The swings in benchmark borrowing costs over the past three years have pushed swap rates on contracts due in January 2015 to as high as 12.94 percent and as low as 7.38 percent. They fell to 11.01 percent as of 1 p.m. in New York today, indicating traders expect Tombini to raise the Selic by a quarter-percentage point today.
Inflation has withstood the slowest two-year period of growth in more than a decade as the currency weakened. Consumer prices as measured by the IPCA-15 index rose 5.65 percent in the year through mid-February, the national statistics agency said on Feb. 21.
While inflation has slowed from a near two-year high of 6.7 percent in June, it has remained above the midpoint of the central bank’s 2.5 percent to 6.5 percent target range since August 2010. The currency has slumped 15.3 percent in the past year, driving up the cost of imports.
Economists in a weekly central bank survey this week cut their 2014 growth estimates to 1.67 percent, the lowest ever and down from expectations of 3.80 percent last February.
Finance Minister Guido Mantega said on Feb. 20 the government will cut $18.8 billion from its 2014 budget as part of a plan to help the central bank fight inflation.

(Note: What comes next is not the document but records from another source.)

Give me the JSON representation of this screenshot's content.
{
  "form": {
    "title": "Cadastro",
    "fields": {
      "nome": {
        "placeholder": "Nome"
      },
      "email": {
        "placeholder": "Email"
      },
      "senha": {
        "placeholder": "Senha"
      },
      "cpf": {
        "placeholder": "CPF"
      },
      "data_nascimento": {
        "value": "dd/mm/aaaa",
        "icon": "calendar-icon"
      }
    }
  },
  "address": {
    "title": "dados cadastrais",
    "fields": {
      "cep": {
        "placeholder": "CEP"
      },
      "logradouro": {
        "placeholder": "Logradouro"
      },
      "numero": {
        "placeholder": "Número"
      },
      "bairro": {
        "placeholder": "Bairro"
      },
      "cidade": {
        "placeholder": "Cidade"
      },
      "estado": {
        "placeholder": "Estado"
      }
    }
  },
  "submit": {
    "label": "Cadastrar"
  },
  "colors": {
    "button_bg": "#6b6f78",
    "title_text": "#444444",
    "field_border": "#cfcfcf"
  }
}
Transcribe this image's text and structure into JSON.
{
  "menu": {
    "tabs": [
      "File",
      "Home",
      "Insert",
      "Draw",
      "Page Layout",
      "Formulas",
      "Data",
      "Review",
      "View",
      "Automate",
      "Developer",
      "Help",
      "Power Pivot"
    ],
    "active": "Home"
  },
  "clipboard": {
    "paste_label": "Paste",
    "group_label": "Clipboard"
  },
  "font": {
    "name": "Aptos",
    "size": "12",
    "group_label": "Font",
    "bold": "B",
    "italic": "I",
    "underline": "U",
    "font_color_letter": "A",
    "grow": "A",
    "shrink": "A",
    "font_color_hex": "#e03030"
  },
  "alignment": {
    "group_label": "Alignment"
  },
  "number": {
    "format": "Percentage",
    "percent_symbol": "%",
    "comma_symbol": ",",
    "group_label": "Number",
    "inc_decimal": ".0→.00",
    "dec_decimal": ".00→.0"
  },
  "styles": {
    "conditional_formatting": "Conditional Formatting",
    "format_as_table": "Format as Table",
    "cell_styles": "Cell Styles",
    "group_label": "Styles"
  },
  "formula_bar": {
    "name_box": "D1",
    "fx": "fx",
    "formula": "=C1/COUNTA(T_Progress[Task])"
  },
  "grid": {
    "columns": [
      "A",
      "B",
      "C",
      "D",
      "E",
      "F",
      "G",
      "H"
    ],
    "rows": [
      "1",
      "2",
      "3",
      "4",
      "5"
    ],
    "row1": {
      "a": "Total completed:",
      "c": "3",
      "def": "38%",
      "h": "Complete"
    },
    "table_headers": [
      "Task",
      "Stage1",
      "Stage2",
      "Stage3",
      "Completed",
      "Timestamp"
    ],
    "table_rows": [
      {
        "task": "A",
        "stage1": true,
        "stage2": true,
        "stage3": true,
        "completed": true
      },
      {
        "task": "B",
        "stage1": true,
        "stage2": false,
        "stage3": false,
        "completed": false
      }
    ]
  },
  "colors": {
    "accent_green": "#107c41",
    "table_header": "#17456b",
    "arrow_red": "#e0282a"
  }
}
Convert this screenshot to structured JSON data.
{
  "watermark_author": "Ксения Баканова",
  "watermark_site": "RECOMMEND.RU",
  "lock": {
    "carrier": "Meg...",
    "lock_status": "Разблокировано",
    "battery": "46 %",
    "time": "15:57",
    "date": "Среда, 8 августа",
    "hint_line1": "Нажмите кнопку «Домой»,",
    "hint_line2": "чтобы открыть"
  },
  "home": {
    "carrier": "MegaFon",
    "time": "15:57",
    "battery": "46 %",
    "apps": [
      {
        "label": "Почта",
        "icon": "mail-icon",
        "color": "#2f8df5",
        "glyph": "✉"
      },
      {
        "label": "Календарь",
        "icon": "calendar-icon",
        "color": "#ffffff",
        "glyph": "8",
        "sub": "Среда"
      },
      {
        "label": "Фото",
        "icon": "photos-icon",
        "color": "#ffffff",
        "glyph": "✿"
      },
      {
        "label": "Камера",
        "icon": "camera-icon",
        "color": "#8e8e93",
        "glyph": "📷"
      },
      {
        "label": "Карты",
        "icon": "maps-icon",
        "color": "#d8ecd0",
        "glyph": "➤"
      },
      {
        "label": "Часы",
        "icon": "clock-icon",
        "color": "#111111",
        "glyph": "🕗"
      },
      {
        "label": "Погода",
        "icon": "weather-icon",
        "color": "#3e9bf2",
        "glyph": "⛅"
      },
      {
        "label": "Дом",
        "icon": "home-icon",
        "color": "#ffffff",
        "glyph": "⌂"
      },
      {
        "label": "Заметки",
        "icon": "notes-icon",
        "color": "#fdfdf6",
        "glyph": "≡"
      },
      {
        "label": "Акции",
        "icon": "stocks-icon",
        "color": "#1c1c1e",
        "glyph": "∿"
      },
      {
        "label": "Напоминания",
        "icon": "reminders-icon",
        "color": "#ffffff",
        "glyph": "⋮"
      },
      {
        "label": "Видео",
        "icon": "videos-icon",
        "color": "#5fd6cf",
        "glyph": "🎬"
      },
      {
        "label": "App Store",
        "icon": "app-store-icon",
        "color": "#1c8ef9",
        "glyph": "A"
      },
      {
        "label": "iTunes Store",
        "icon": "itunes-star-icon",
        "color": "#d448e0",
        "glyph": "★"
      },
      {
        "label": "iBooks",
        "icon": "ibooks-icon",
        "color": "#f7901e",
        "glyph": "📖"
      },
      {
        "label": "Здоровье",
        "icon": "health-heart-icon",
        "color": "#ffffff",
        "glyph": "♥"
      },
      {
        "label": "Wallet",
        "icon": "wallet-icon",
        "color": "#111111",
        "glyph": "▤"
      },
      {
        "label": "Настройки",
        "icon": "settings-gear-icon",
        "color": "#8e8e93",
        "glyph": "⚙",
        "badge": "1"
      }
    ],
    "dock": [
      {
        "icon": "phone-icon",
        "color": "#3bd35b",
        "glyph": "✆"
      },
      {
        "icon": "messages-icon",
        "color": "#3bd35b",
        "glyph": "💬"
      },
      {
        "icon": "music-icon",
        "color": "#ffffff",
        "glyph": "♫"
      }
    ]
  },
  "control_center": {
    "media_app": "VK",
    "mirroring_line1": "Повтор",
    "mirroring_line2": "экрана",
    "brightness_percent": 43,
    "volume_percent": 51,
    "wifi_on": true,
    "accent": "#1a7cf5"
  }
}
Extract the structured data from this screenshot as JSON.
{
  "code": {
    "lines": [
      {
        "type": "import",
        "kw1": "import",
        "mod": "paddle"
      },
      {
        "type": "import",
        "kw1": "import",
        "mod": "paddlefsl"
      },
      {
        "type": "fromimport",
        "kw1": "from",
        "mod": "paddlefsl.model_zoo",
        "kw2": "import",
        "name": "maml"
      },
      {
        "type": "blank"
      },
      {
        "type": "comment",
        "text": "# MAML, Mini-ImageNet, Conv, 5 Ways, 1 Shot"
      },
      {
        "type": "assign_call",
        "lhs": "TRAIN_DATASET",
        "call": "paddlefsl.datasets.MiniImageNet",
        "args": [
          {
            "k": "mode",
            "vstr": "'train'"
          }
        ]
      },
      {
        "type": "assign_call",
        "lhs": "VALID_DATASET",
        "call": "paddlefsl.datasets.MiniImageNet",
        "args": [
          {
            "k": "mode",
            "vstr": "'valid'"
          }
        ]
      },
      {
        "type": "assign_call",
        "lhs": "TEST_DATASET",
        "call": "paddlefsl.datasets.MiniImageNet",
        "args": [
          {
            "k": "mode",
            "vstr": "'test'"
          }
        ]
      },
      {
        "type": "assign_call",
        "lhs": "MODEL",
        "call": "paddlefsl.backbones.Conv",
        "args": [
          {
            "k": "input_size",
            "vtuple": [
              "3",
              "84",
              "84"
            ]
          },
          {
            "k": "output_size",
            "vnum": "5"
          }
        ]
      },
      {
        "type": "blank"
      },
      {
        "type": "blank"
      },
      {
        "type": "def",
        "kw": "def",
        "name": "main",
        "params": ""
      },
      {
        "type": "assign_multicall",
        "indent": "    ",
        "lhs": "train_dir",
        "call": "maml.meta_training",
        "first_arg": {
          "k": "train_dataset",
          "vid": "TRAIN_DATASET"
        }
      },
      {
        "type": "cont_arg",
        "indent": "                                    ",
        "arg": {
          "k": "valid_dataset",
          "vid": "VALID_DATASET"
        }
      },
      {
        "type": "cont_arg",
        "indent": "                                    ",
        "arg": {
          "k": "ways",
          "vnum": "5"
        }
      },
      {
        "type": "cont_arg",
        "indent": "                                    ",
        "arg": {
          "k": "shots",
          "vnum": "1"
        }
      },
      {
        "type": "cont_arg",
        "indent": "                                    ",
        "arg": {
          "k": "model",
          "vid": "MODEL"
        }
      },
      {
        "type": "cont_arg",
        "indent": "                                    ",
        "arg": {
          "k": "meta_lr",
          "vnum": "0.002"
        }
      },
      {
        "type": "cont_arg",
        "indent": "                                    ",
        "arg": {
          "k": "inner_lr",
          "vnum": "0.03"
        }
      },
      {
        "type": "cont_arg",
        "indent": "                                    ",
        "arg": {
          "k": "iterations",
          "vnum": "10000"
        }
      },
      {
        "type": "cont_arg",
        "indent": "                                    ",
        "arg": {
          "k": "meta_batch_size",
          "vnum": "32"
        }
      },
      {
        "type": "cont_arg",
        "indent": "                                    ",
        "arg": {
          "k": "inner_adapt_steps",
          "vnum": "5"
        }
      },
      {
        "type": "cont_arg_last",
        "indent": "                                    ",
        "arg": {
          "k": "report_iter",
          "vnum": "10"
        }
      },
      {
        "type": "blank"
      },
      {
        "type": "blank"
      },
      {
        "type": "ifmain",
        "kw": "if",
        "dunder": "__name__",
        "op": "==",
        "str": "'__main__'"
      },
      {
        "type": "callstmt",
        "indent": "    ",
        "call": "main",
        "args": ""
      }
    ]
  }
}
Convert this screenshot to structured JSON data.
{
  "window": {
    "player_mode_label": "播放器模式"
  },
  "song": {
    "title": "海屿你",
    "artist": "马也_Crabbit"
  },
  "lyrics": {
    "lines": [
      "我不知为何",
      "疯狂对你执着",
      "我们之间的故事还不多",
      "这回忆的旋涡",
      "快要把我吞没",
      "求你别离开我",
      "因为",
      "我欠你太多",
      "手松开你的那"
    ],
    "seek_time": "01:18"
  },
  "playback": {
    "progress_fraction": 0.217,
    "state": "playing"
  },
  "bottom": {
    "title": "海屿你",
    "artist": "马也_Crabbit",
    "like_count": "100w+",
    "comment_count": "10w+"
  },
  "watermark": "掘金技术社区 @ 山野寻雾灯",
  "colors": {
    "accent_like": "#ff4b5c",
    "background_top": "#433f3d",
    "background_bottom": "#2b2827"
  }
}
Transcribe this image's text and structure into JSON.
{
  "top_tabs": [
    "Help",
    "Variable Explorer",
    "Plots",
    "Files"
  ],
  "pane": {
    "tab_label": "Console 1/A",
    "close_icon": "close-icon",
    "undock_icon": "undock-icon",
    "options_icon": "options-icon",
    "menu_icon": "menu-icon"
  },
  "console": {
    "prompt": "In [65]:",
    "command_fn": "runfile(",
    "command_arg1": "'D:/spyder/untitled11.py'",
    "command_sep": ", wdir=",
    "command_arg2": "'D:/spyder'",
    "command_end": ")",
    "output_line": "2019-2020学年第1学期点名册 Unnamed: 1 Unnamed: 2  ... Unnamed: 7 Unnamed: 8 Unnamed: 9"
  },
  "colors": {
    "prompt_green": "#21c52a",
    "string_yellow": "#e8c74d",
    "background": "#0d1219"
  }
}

The reduction will slow inflation and also help monetary policy be “less severe,” Mantega told reporters in Brasilia the same day. Government officials had previously cut taxes on items from cars to home appliances and increased spending in efforts to spur growth.
“Fiscal policy is forcing Tombini to be more hyperactive,” Enestor dos Santos, an economist at BBVA, said in a phone interview from Madrid. “We’ve been tightening for almost a year now. Tombini has been changing rates since the first meeting.”
Tony Volpon, the head of Americas research at Nomura Securities International, said Brazil is nearing the end of its cycle of rate increases and that the country’s monetary policy will start to look more like that of developing-nation peers.
“They should stop soon, because the rate is about where it should be,” Volpon said in a telephone interview from New York. “So this hyperactive central bank that is the most busy in major emerging markets should come to an end. We should see policy be more like in other places.”
Tombini’s record of 22 rate changes in 25 meetings, or 88 percent, is more than twice the frequency of Colombia, which at 43 percent is the region’s second-most-active central bank among major Latin American economies. Mexico in the same period has changed borrowing costs 12 percent of the time, the least among the region’s banks.
Whether Tombini will adopt a less frenetic rate-setting policy depends largely on the government delivering on its promise to cut spending, said Joao Junior, fixed-income broker at Icap Brasil DTVM in Sao Paulo.
Brazil’s budget deficit swelled to the equivalent of 3.28 percent of gross domestic product in the 12 months through December, according to central bank data.
Standard & Poor’s in June placed Brazil’s rating on negative outlook while Moody’s Investors Service in October lowered its outlook to stable from positive, citing deteriorating debt ratios and slow growth. Brazil’s Baa2 rating from Moody’s and equivalent BBB ranking from S&P are the second-lowest investment grades.
“Tombini has a lot more work to do because of the way the government has directed fiscal policy,” Icap’s Junior said.